Numéro 8 - 2015 par Benoît Boland Sophie Jassogne Christian Swine

décembre 2015

La moitié des enfants naissant aujourd’hui en Belgique pourraient vivre centenaires. Cette ®évolution de la durée de notre existence est tout à fait inédite dans l’histoire. Mais que faire de cet étirement de la vie ? Peut-on concevoir nettement un cinquième âge ? À ces questions sur la signification du très grand âge, la science médicale n’apporte pas de […]

Le Mois

La moitié des enfants naissant aujourd’hui en Belgique pourraient vivre centenaires. Cette ®évolution de la durée de notre existence est tout à fait inédite dans l’histoire. Mais que faire de cet étirement de la vie ? Peut-on concevoir nettement un cinquième âge ? À ces questions sur la signification du très grand âge, la science médicale n’apporte pas de réponse. Elle donne des éléments de compréhension « organique », mais elle ne fournit pas la boussole qui indique le sens de la vieillesse avancée.

Face à ces interrogations sur l’horizon de la vieillesse, notre imagination s’efforce d’explorer les possibles, de rêver la société idéale, c’est-à-dire d’être utopique.

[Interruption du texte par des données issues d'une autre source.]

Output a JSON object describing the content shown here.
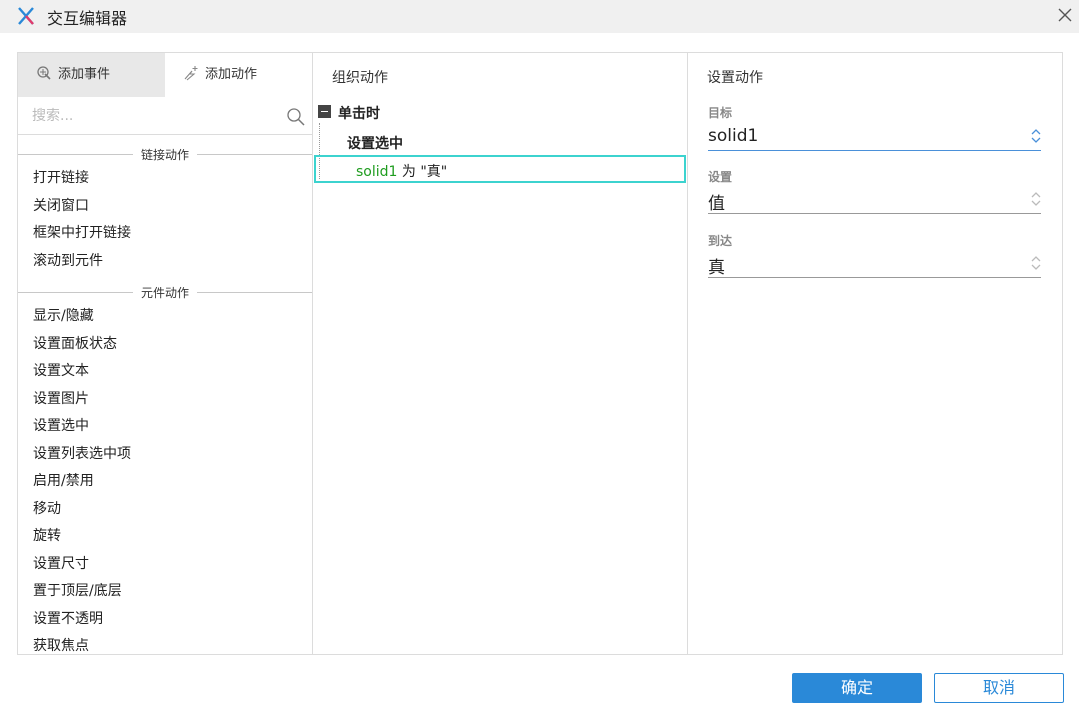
{
  "window": {
    "title": "交互编辑器",
    "logo_icon": "axure-x-logo",
    "close_icon": "close-icon"
  },
  "left": {
    "tabs": [
      {
        "label": "添加事件",
        "icon": "add-event-icon"
      },
      {
        "label": "添加动作",
        "icon": "add-action-icon"
      }
    ],
    "search_placeholder": "搜索...",
    "sections": [
      {
        "title": "链接动作",
        "items": [
          "打开链接",
          "关闭窗口",
          "框架中打开链接",
          "滚动到元件"
        ]
      },
      {
        "title": "元件动作",
        "items": [
          "显示/隐藏",
          "设置面板状态",
          "设置文本",
          "设置图片",
          "设置选中",
          "设置列表选中项",
          "启用/禁用",
          "移动",
          "旋转",
          "设置尺寸",
          "置于顶层/底层",
          "设置不透明",
          "获取焦点"
        ]
      }
    ]
  },
  "middle": {
    "header": "组织动作",
    "event": "单击时",
    "action": "设置选中",
    "detail": {
      "target": "solid1",
      "middle": " 为 ",
      "value": "\"真\""
    }
  },
  "right": {
    "header": "设置动作",
    "fields": [
      {
        "label": "目标",
        "value": "solid1"
      },
      {
        "label": "设置",
        "value": "值"
      },
      {
        "label": "到达",
        "value": "真"
      }
    ]
  },
  "footer": {
    "ok_label": "确定",
    "cancel_label": "取消"
  },
  "colors": {
    "accent": "#2a89d8",
    "highlight": "#3cd3cf",
    "target_text": "#1f9c1f"
  }
}
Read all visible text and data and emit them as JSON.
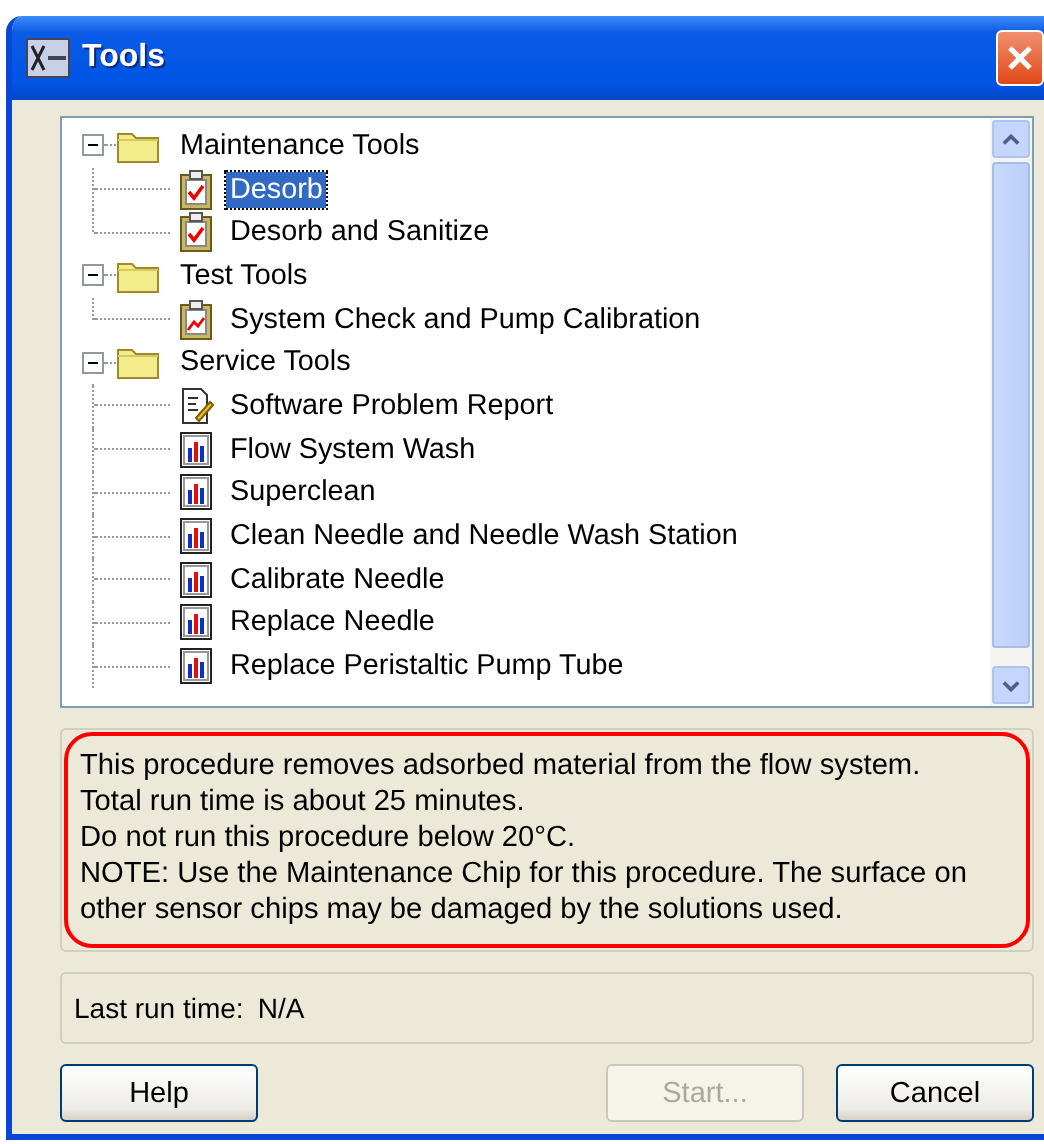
{
  "window": {
    "title": "Tools"
  },
  "tree": [
    {
      "label": "Maintenance Tools",
      "kind": "folder",
      "expanded": true,
      "children": [
        {
          "label": "Desorb",
          "kind": "check",
          "selected": true
        },
        {
          "label": "Desorb and Sanitize",
          "kind": "check",
          "selected": false
        }
      ]
    },
    {
      "label": "Test Tools",
      "kind": "folder",
      "expanded": true,
      "children": [
        {
          "label": "System Check and Pump Calibration",
          "kind": "test",
          "selected": false
        }
      ]
    },
    {
      "label": "Service Tools",
      "kind": "folder",
      "expanded": true,
      "children": [
        {
          "label": "Software Problem Report",
          "kind": "report",
          "selected": false
        },
        {
          "label": "Flow System Wash",
          "kind": "tool",
          "selected": false
        },
        {
          "label": "Superclean",
          "kind": "tool",
          "selected": false
        },
        {
          "label": "Clean Needle and Needle Wash Station",
          "kind": "tool",
          "selected": false
        },
        {
          "label": "Calibrate Needle",
          "kind": "tool",
          "selected": false
        },
        {
          "label": "Replace Needle",
          "kind": "tool",
          "selected": false
        },
        {
          "label": "Replace Peristaltic Pump Tube",
          "kind": "tool",
          "selected": false
        }
      ]
    }
  ],
  "description": [
    "This procedure removes adsorbed material from the flow system.",
    "Total run time is about 25 minutes.",
    "Do not run this procedure below 20°C.",
    "NOTE: Use the Maintenance Chip for this procedure. The surface on other sensor chips may be damaged by the solutions used."
  ],
  "last_run": {
    "label": "Last run time:",
    "value": "N/A"
  },
  "buttons": [
    {
      "label": "Help",
      "disabled": false
    },
    {
      "label": "Start...",
      "disabled": true
    },
    {
      "label": "Cancel",
      "disabled": false
    }
  ]
}
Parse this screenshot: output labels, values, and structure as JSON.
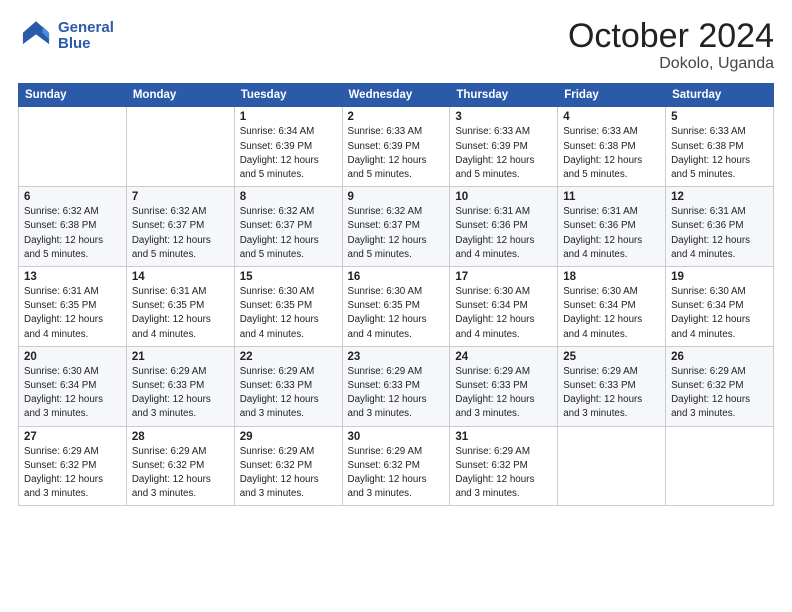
{
  "header": {
    "logo_line1": "General",
    "logo_line2": "Blue",
    "month": "October 2024",
    "location": "Dokolo, Uganda"
  },
  "weekdays": [
    "Sunday",
    "Monday",
    "Tuesday",
    "Wednesday",
    "Thursday",
    "Friday",
    "Saturday"
  ],
  "weeks": [
    [
      {
        "day": "",
        "info": ""
      },
      {
        "day": "",
        "info": ""
      },
      {
        "day": "1",
        "info": "Sunrise: 6:34 AM\nSunset: 6:39 PM\nDaylight: 12 hours and 5 minutes."
      },
      {
        "day": "2",
        "info": "Sunrise: 6:33 AM\nSunset: 6:39 PM\nDaylight: 12 hours and 5 minutes."
      },
      {
        "day": "3",
        "info": "Sunrise: 6:33 AM\nSunset: 6:39 PM\nDaylight: 12 hours and 5 minutes."
      },
      {
        "day": "4",
        "info": "Sunrise: 6:33 AM\nSunset: 6:38 PM\nDaylight: 12 hours and 5 minutes."
      },
      {
        "day": "5",
        "info": "Sunrise: 6:33 AM\nSunset: 6:38 PM\nDaylight: 12 hours and 5 minutes."
      }
    ],
    [
      {
        "day": "6",
        "info": "Sunrise: 6:32 AM\nSunset: 6:38 PM\nDaylight: 12 hours and 5 minutes."
      },
      {
        "day": "7",
        "info": "Sunrise: 6:32 AM\nSunset: 6:37 PM\nDaylight: 12 hours and 5 minutes."
      },
      {
        "day": "8",
        "info": "Sunrise: 6:32 AM\nSunset: 6:37 PM\nDaylight: 12 hours and 5 minutes."
      },
      {
        "day": "9",
        "info": "Sunrise: 6:32 AM\nSunset: 6:37 PM\nDaylight: 12 hours and 5 minutes."
      },
      {
        "day": "10",
        "info": "Sunrise: 6:31 AM\nSunset: 6:36 PM\nDaylight: 12 hours and 4 minutes."
      },
      {
        "day": "11",
        "info": "Sunrise: 6:31 AM\nSunset: 6:36 PM\nDaylight: 12 hours and 4 minutes."
      },
      {
        "day": "12",
        "info": "Sunrise: 6:31 AM\nSunset: 6:36 PM\nDaylight: 12 hours and 4 minutes."
      }
    ],
    [
      {
        "day": "13",
        "info": "Sunrise: 6:31 AM\nSunset: 6:35 PM\nDaylight: 12 hours and 4 minutes."
      },
      {
        "day": "14",
        "info": "Sunrise: 6:31 AM\nSunset: 6:35 PM\nDaylight: 12 hours and 4 minutes."
      },
      {
        "day": "15",
        "info": "Sunrise: 6:30 AM\nSunset: 6:35 PM\nDaylight: 12 hours and 4 minutes."
      },
      {
        "day": "16",
        "info": "Sunrise: 6:30 AM\nSunset: 6:35 PM\nDaylight: 12 hours and 4 minutes."
      },
      {
        "day": "17",
        "info": "Sunrise: 6:30 AM\nSunset: 6:34 PM\nDaylight: 12 hours and 4 minutes."
      },
      {
        "day": "18",
        "info": "Sunrise: 6:30 AM\nSunset: 6:34 PM\nDaylight: 12 hours and 4 minutes."
      },
      {
        "day": "19",
        "info": "Sunrise: 6:30 AM\nSunset: 6:34 PM\nDaylight: 12 hours and 4 minutes."
      }
    ],
    [
      {
        "day": "20",
        "info": "Sunrise: 6:30 AM\nSunset: 6:34 PM\nDaylight: 12 hours and 3 minutes."
      },
      {
        "day": "21",
        "info": "Sunrise: 6:29 AM\nSunset: 6:33 PM\nDaylight: 12 hours and 3 minutes."
      },
      {
        "day": "22",
        "info": "Sunrise: 6:29 AM\nSunset: 6:33 PM\nDaylight: 12 hours and 3 minutes."
      },
      {
        "day": "23",
        "info": "Sunrise: 6:29 AM\nSunset: 6:33 PM\nDaylight: 12 hours and 3 minutes."
      },
      {
        "day": "24",
        "info": "Sunrise: 6:29 AM\nSunset: 6:33 PM\nDaylight: 12 hours and 3 minutes."
      },
      {
        "day": "25",
        "info": "Sunrise: 6:29 AM\nSunset: 6:33 PM\nDaylight: 12 hours and 3 minutes."
      },
      {
        "day": "26",
        "info": "Sunrise: 6:29 AM\nSunset: 6:32 PM\nDaylight: 12 hours and 3 minutes."
      }
    ],
    [
      {
        "day": "27",
        "info": "Sunrise: 6:29 AM\nSunset: 6:32 PM\nDaylight: 12 hours and 3 minutes."
      },
      {
        "day": "28",
        "info": "Sunrise: 6:29 AM\nSunset: 6:32 PM\nDaylight: 12 hours and 3 minutes."
      },
      {
        "day": "29",
        "info": "Sunrise: 6:29 AM\nSunset: 6:32 PM\nDaylight: 12 hours and 3 minutes."
      },
      {
        "day": "30",
        "info": "Sunrise: 6:29 AM\nSunset: 6:32 PM\nDaylight: 12 hours and 3 minutes."
      },
      {
        "day": "31",
        "info": "Sunrise: 6:29 AM\nSunset: 6:32 PM\nDaylight: 12 hours and 3 minutes."
      },
      {
        "day": "",
        "info": ""
      },
      {
        "day": "",
        "info": ""
      }
    ]
  ]
}
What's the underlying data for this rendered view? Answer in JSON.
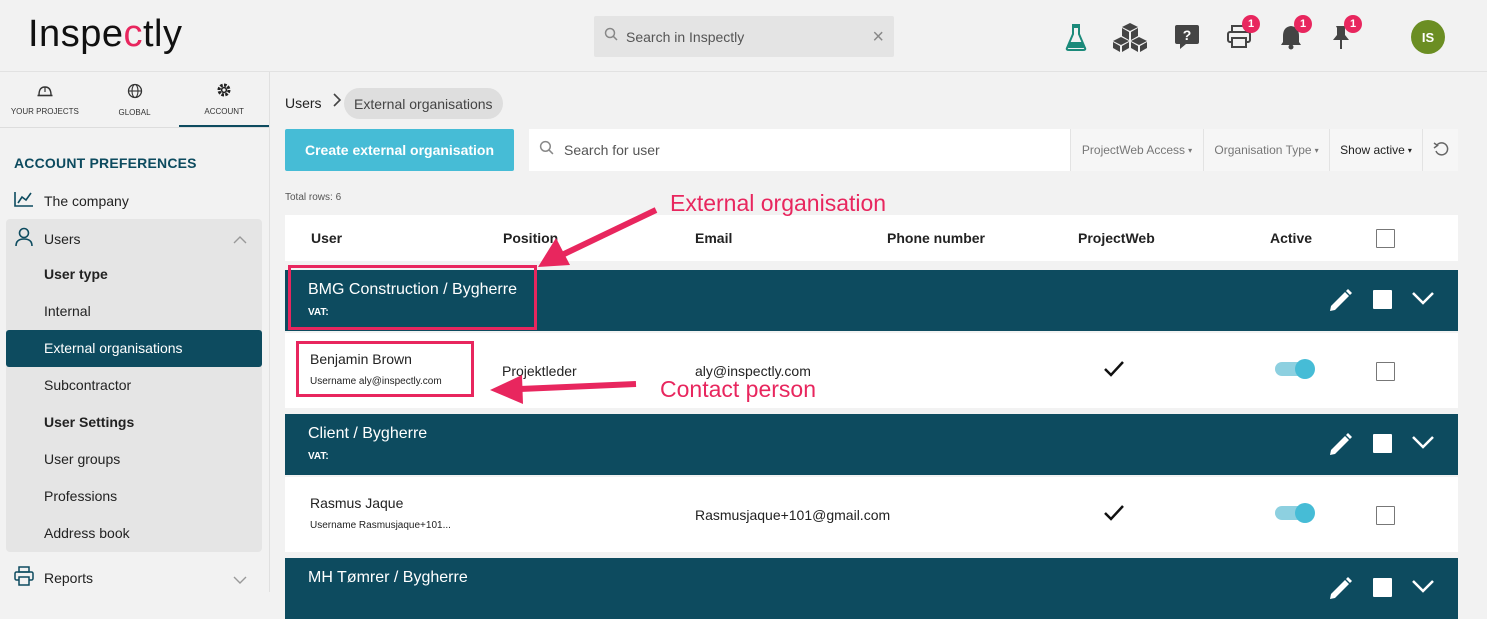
{
  "header": {
    "logo_text_1": "Inspe",
    "logo_text_q": "c",
    "logo_text_2": "tly",
    "search_placeholder": "Search in Inspectly",
    "badges": {
      "print": "1",
      "bell": "1",
      "pin": "1"
    },
    "avatar_initials": "IS"
  },
  "sidebar": {
    "tabs": [
      {
        "label": "YOUR PROJECTS",
        "icon": "helmet-icon"
      },
      {
        "label": "GLOBAL",
        "icon": "globe-icon"
      },
      {
        "label": "ACCOUNT",
        "icon": "gear-icon"
      }
    ],
    "section_title": "ACCOUNT PREFERENCES",
    "items": {
      "company": "The company",
      "users": "Users",
      "user_type": "User type",
      "internal": "Internal",
      "external": "External organisations",
      "subcontractor": "Subcontractor",
      "user_settings": "User Settings",
      "user_groups": "User groups",
      "professions": "Professions",
      "address_book": "Address book",
      "reports": "Reports"
    }
  },
  "main": {
    "breadcrumb": [
      "Users",
      "External organisations"
    ],
    "create_button": "Create external organisation",
    "search_placeholder": "Search for user",
    "filters": {
      "projectweb_access": "ProjectWeb Access",
      "organisation_type": "Organisation Type",
      "show_active": "Show active"
    },
    "total_rows": "Total rows: 6",
    "columns": [
      "User",
      "Position",
      "Email",
      "Phone number",
      "ProjectWeb",
      "Active"
    ],
    "organisations": [
      {
        "name": "BMG Construction / Bygherre",
        "vat": "VAT:",
        "contact": {
          "name": "Benjamin Brown",
          "username": "Username aly@inspectly.com",
          "position": "Projektleder",
          "email": "aly@inspectly.com",
          "projectweb": true,
          "active": true
        }
      },
      {
        "name": "Client / Bygherre",
        "vat": "VAT:",
        "contact": {
          "name": "Rasmus Jaque",
          "username": "Username Rasmusjaque+101...",
          "position": "",
          "email": "Rasmusjaque+101@gmail.com",
          "projectweb": true,
          "active": true
        }
      },
      {
        "name": "MH Tømrer / Bygherre"
      }
    ]
  },
  "annotations": {
    "external_org": "External organisation",
    "contact_person": "Contact person"
  },
  "colors": {
    "brand_pink": "#e8265e",
    "teal_dark": "#0d4b5f",
    "accent_cyan": "#46bcd6"
  }
}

La compression de la morbidité : vivre plus longtemps et mieux

L’espérance de vie à la naissance a augmenté ces dernières décennies dans les pays développés d’environ un an tous les quatre ans, avec pour tendance de se rapprocher de la longévité maximale potentielle de l’espèce humaine (entre nonante-cinq et cent-vingt-cinq ans). En 2050, un quart de la population aura plus de soixante-cinq ans. De manière générale dans nos pays européens, les femmes et les hommes qui ont atteint l’âge de soixante-cinq ans aujourd’hui peuvent espérer encore atteindre respectivement les âges de 87.6 et 84.3 ans. Ce sont les conséquences de cette évolution sur notre état de santé et sur nos aptitudes (espérance de vie sans incapacités) qui retiennent ici notre attention. En effet, au-delà de la dimension économique de cette évolution, chacun de nous se pose la question de la qualité de cet allongement de la vie.

Durant les dernières décennies, nous assistons à une compression de la morbidité : le nombre moyen d’années à vivre dans une situation de dépendance diminue. Cette compression s’observe plus particulièrement pour les incapacités sévères qui adviennent plus tardivement, comme l’incapacité de s’alimenter sans aide. Par contre, l’âge d’apparition des incapacités modérées (se déplacer avec une canne) ne recule pas. Ces incapacités méritent, plus encore que les maladies, de retenir l’attention des programmes qui touchent à la santé et au bien-être. Les limitations d’activités des personnes âgées ou incapacités sont le produit des maladies chroniques combinées à l’avancée en âge. Si les incapacités sévères ont reculé, elles n’ont pas pour autant disparu. Sur le plan individuel, il s’agit pourtant bel et bien d’une compression de ce que la morbidité a de plus pénible, et nous vieillissons donc mieux plus longtemps. Globalement, ces données peuvent être interprétées dans le sens positif d’une meilleure qualité des années de vie gagnées. Toutefois, compression ne signifie pas disparition, les grandes difficultés apparaissant plus tard.

Transhumanisme et médecine antiâge

La promesse d’une vie plus longue réveille de vieilles utopies. L’une d’entre elles consiste à vouloir faire disparaitre le vieillissement. Selon le courant « transhumaniste » par exemple, le vieillissement est un « problème biologique d’entretien cellulaire » et les déficiences de l’organisme peuvent être réparées. Dans cette approche, la vieillesse devient une réalité posthumaine : puisque la vieillesse tue et produit d’atroces souffrances, il est légitime de la faire disparaitre et, avec elle, l’idée d’un sommet de la vie.

Dans le domaine de la pratique clinique, la médecine tant préventive que curative rejoint les préoccupations de la santé publique : les bonnes pratiques sont fondées sur des preuves. Ces pratiques cohérentes contribuent, par une offre accessible à tous, à l’espérance de vie en santé. En parallèle se développe un courant qui considère que le vieillissement est une maladie qu’il faut soigner. La « médecine antiâge » propose des traitements couteux qui garantiraient une nouvelle jeunesse. L’efficacité, l’innocuité et la marchandisation de ces traitements sont mises en question. Sans doute leur succès est-il dû en partie à un manque d’attractivité de la médecine offerte à tous. Il est permis d’imaginer aussi que ce sont des personnes socioéconomiquement favorisées qui recourent à la médecine « antiâge », alors qu’elles ont déjà de facto l’avantage d’un meilleur vieillissement.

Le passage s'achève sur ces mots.